Washington wants Israel to renew a freeze on building settlements so that talks can resume with Palestinians, who walked out of negotiations after just a few weeks in September when Israel refused to extend a 10-month settlement freeze.
Under the US proposal, if Israel extended the freeze Washington would pledge not to seek further extensions and to veto any attempts at the United Nations to force a unilateral peace settlement. US security aid to Israel would also be upgraded.
"I will insist that in any proposal Israel's security needs will be addressed, both in the immediate term and regarding the threats facing us in the coming decade," Netanyahu said in public comments before the cabinet meeting.

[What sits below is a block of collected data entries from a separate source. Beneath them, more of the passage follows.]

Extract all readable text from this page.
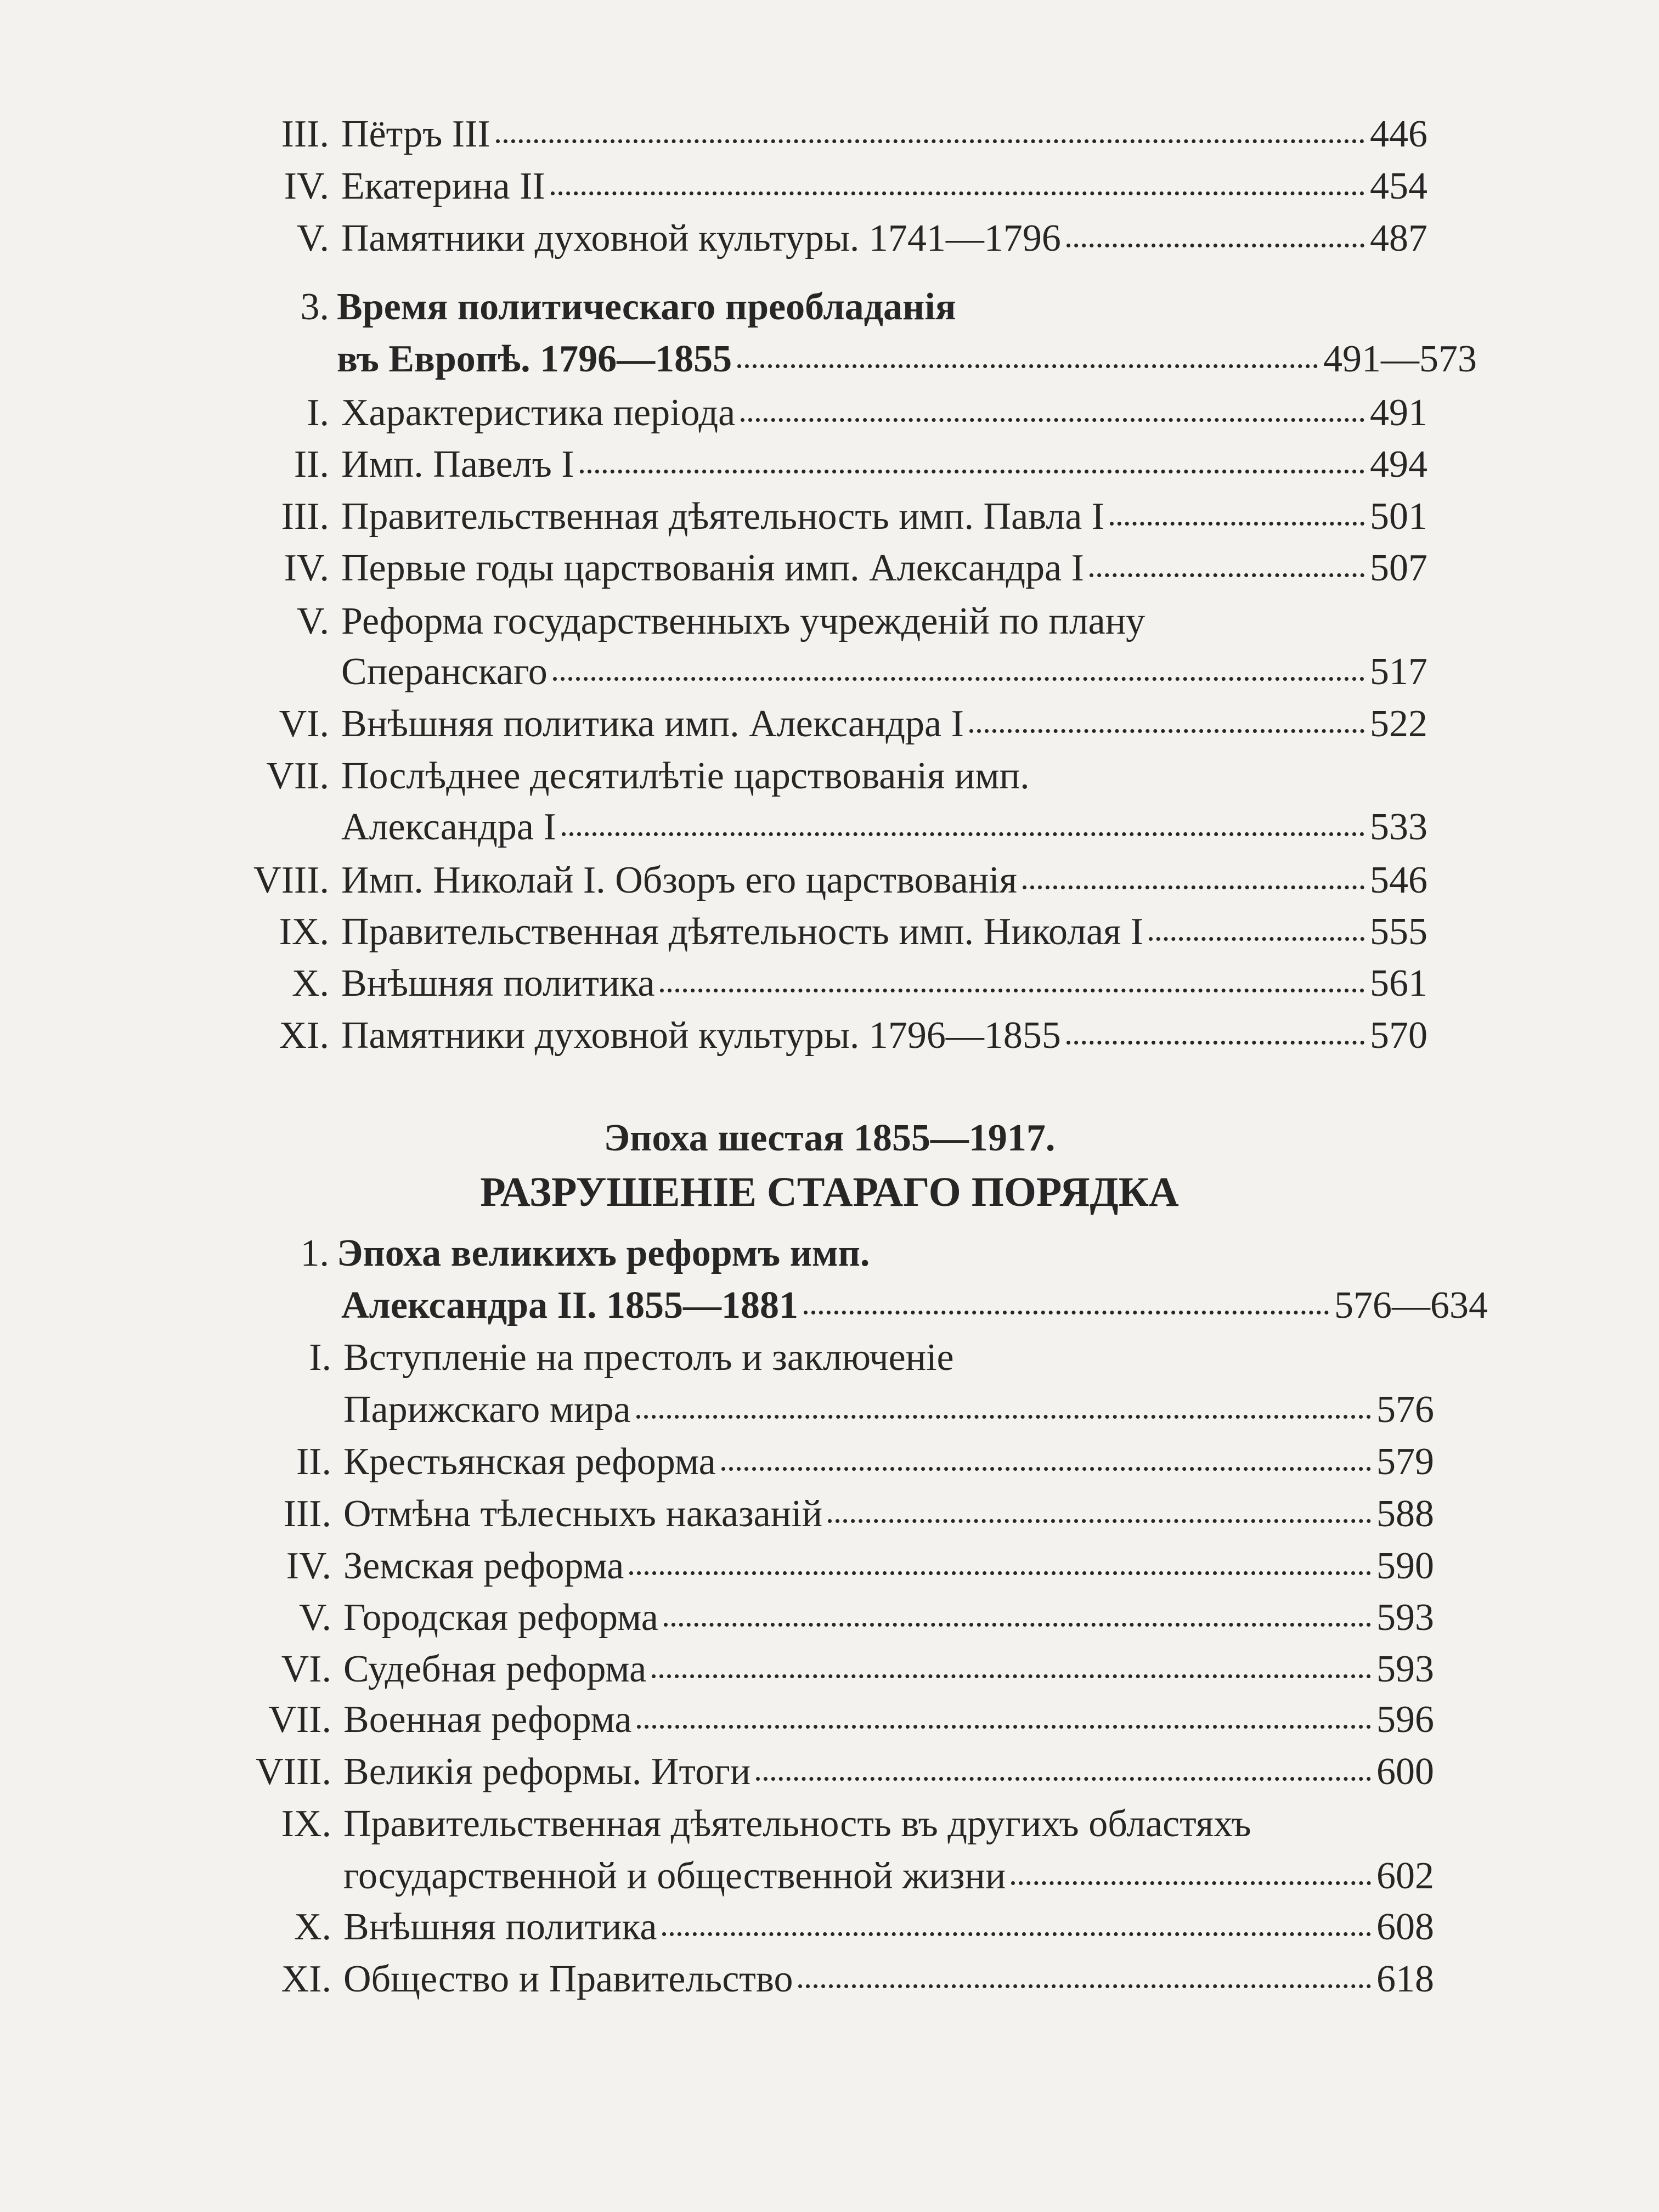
III. Пётръ III	446
IV. Екатерина II	454
V. Памятники духовной культуры. 1741—1796	487
3. Время политическаго преобладанія
въ Европѣ. 1796—1855	491—573
I. Характеристика періода	491
II. Имп. Павелъ I	494
III. Правительственная дѣятельность имп. Павла I	501
IV. Первые годы царствованія имп. Александра I	507
V. Реформа государственныхъ учрежденій по плану
Сперанскаго	517
VI. Внѣшняя политика имп. Александра I	522
VII. Послѣднее десятилѣтіе царствованія имп.
Александра I	533
VIII. Имп. Николай I. Обзоръ его царствованія	546
IX. Правительственная дѣятельность имп. Николая I	555
X. Внѣшняя политика	561
XI. Памятники духовной культуры. 1796—1855	570
Эпоха шестая 1855—1917.
РАЗРУШЕНІЕ СТАРАГО ПОРЯДКА
1. Эпоха великихъ реформъ имп.
Александра II. 1855—1881	576—634
I. Вступленіе на престолъ и заключеніе
Парижскаго мира	576
II. Крестьянская реформа	579
III. Отмѣна тѣлесныхъ наказаній	588
IV. Земская реформа	590
V. Городская реформа	593
VI. Судебная реформа	593
VII. Военная реформа	596
VIII. Великія реформы. Итоги	600
IX. Правительственная дѣятельность въ другихъ областяхъ
государственной и общественной жизни	602
X. Внѣшняя политика	608
XI. Общество и Правительство	618
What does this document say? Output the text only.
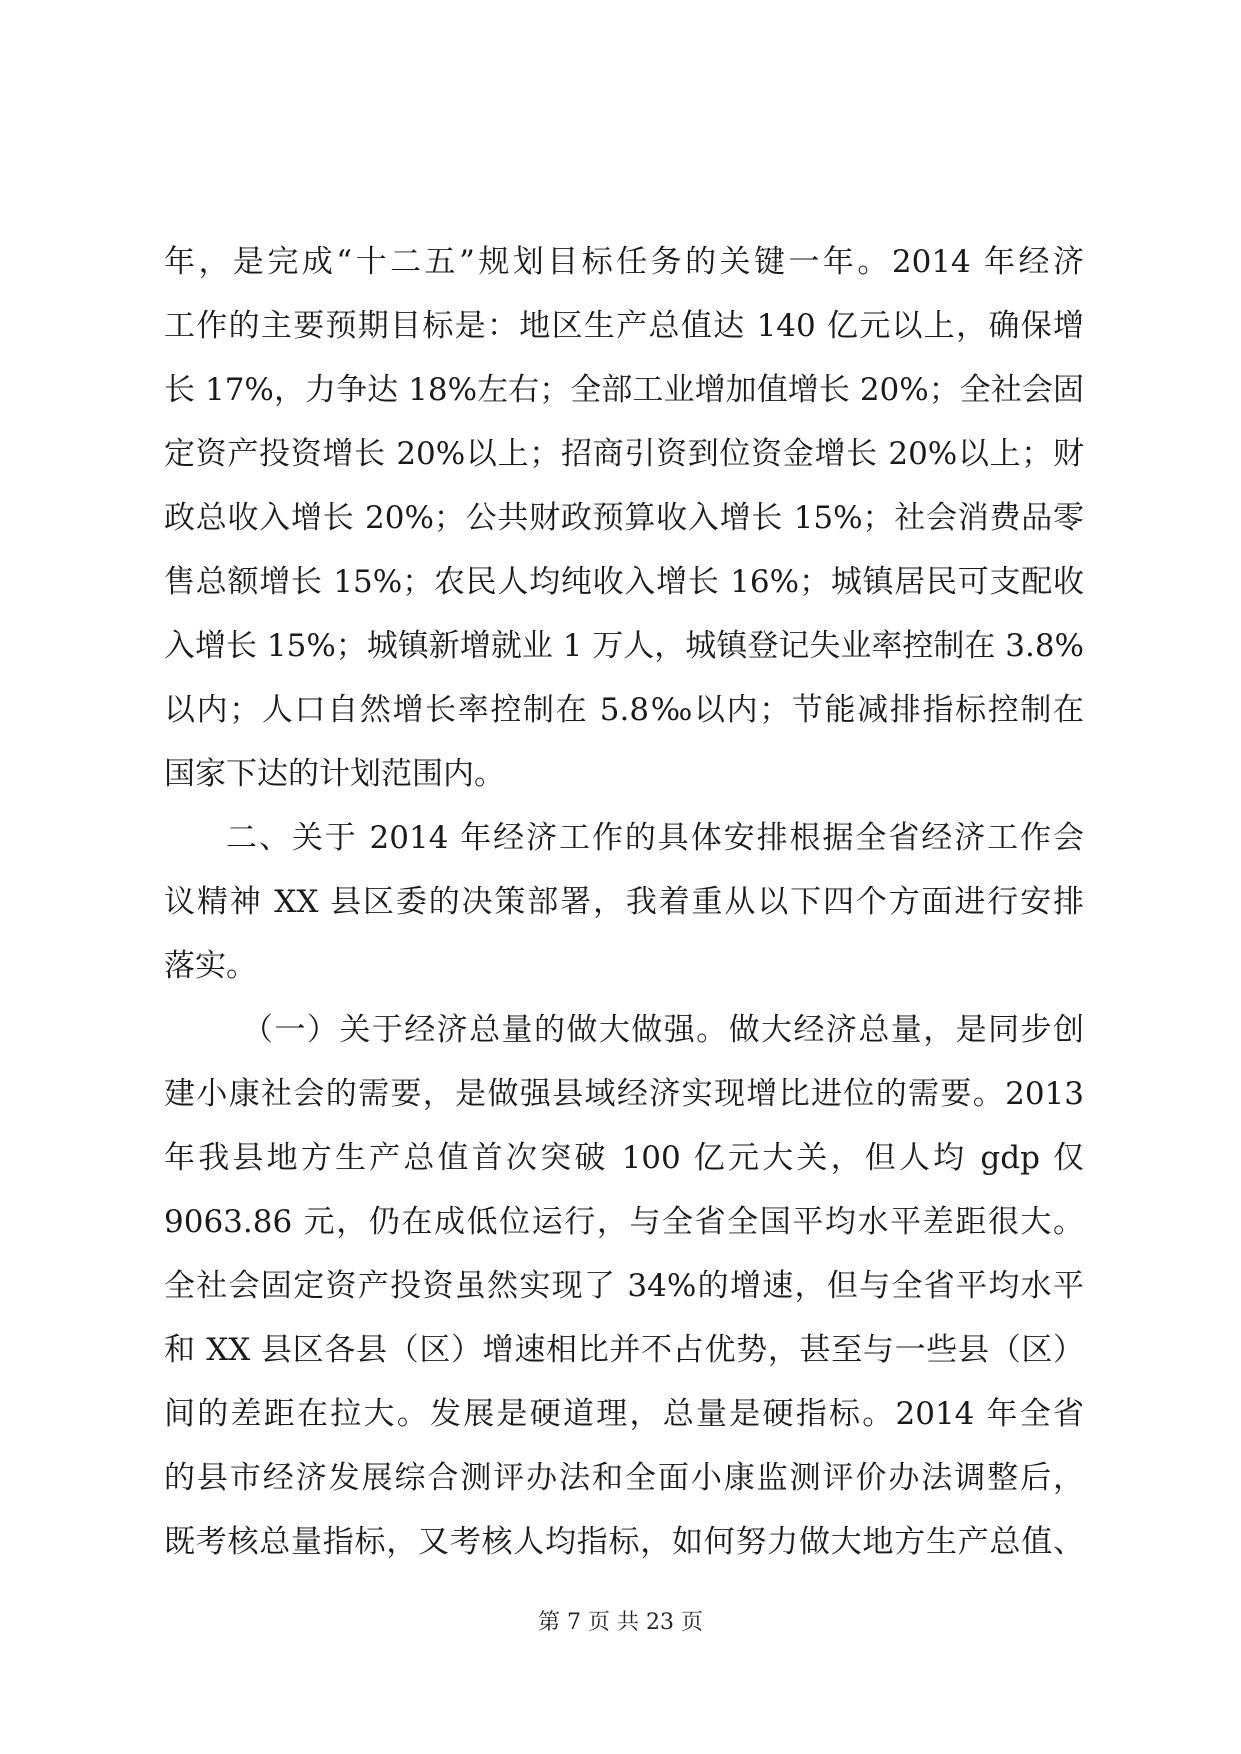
年，是完成“十二五”规划目标任务的关键一年。2014 年经济
工作的主要预期目标是：地区生产总值达 140 亿元以上，确保增
长 17%，力争达 18%左右；全部工业增加值增长 20%；全社会固
定资产投资增长 20%以上；招商引资到位资金增长 20%以上；财
政总收入增长 20%；公共财政预算收入增长 15%；社会消费品零
售总额增长 15%；农民人均纯收入增长 16%；城镇居民可支配收
入增长 15%；城镇新增就业 1 万人，城镇登记失业率控制在 3.8%
以内；人口自然增长率控制在 5.8‰以内；节能减排指标控制在
国家下达的计划范围内。
二、关于 2014 年经济工作的具体安排根据全省经济工作会
议精神 XX 县区委的决策部署，我着重从以下四个方面进行安排
落实。
（一）关于经济总量的做大做强。做大经济总量，是同步创
建小康社会的需要，是做强县域经济实现增比进位的需要。2013
年我县地方生产总值首次突破 100 亿元大关，但人均 gdp 仅
9063.86 元，仍在成低位运行，与全省全国平均水平差距很大。
全社会固定资产投资虽然实现了 34%的增速，但与全省平均水平
和 XX 县区各县（区）增速相比并不占优势，甚至与一些县（区）
间的差距在拉大。发展是硬道理，总量是硬指标。2014 年全省
的县市经济发展综合测评办法和全面小康监测评价办法调整后，
既考核总量指标，又考核人均指标，如何努力做大地方生产总值、
第 7 页 共 23 页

The prime minister has previously said any settlement moratorium will not apply to areas around East Jerusalem that Israel captured during a 1967 war and the Palestinians want as the capital of a future state.
Secretary of State Hillary Clinton shared the plan with Netanyahu at a US meeting last week, a diplomatic source said. A spokesman for Palestinian President Mahmoud Abbas said there had been no official word regarding a renewed Israeli freeze on housing starts in the occupied West Bank.
"An official Palestinian commitment will come only after President Abbas hears officially from the American administration what is going on between them and the Israelis," Nabil Abu Rdainah said.
Under the US plan, Israel would declare a further, three month suspension of construction in the West Bank, land it captured in a 1967 war where Palestinians seek a state. Any building launched since the original moratorium ended late in September would be frozen, the diplomatic source added.
Among the pledges offered to Israel by Washington was a guarantee to veto any resolutions brought to the United Nations Security Council that seek "to impose a political settlement on Israel," the source said, speaking on condition of anonymity.
The U.S would also undertake to veto resolutions deemed anti-Israel in the United Nations and other international organisations, a move that could make Israel less vulnerable to threats made by some Palestinians to declare statehood unilaterally in the event that peace talks fail.
The Obama Administration would also ask Congress to approve the supply of three billion dollars worth of advanced warplanes to the Jewish state "to maintain its qualitative edge" in the region, the source added.
The United States would further sign a more comprehensive deal to enhance its substantial security aid to Israel as part of any agreement concluded with the Palestinians.
Israeli officials said Netanyahu, who faces a tough political sell within his own coalition on the settlement issue, had pushed Clinton for the broad understandings.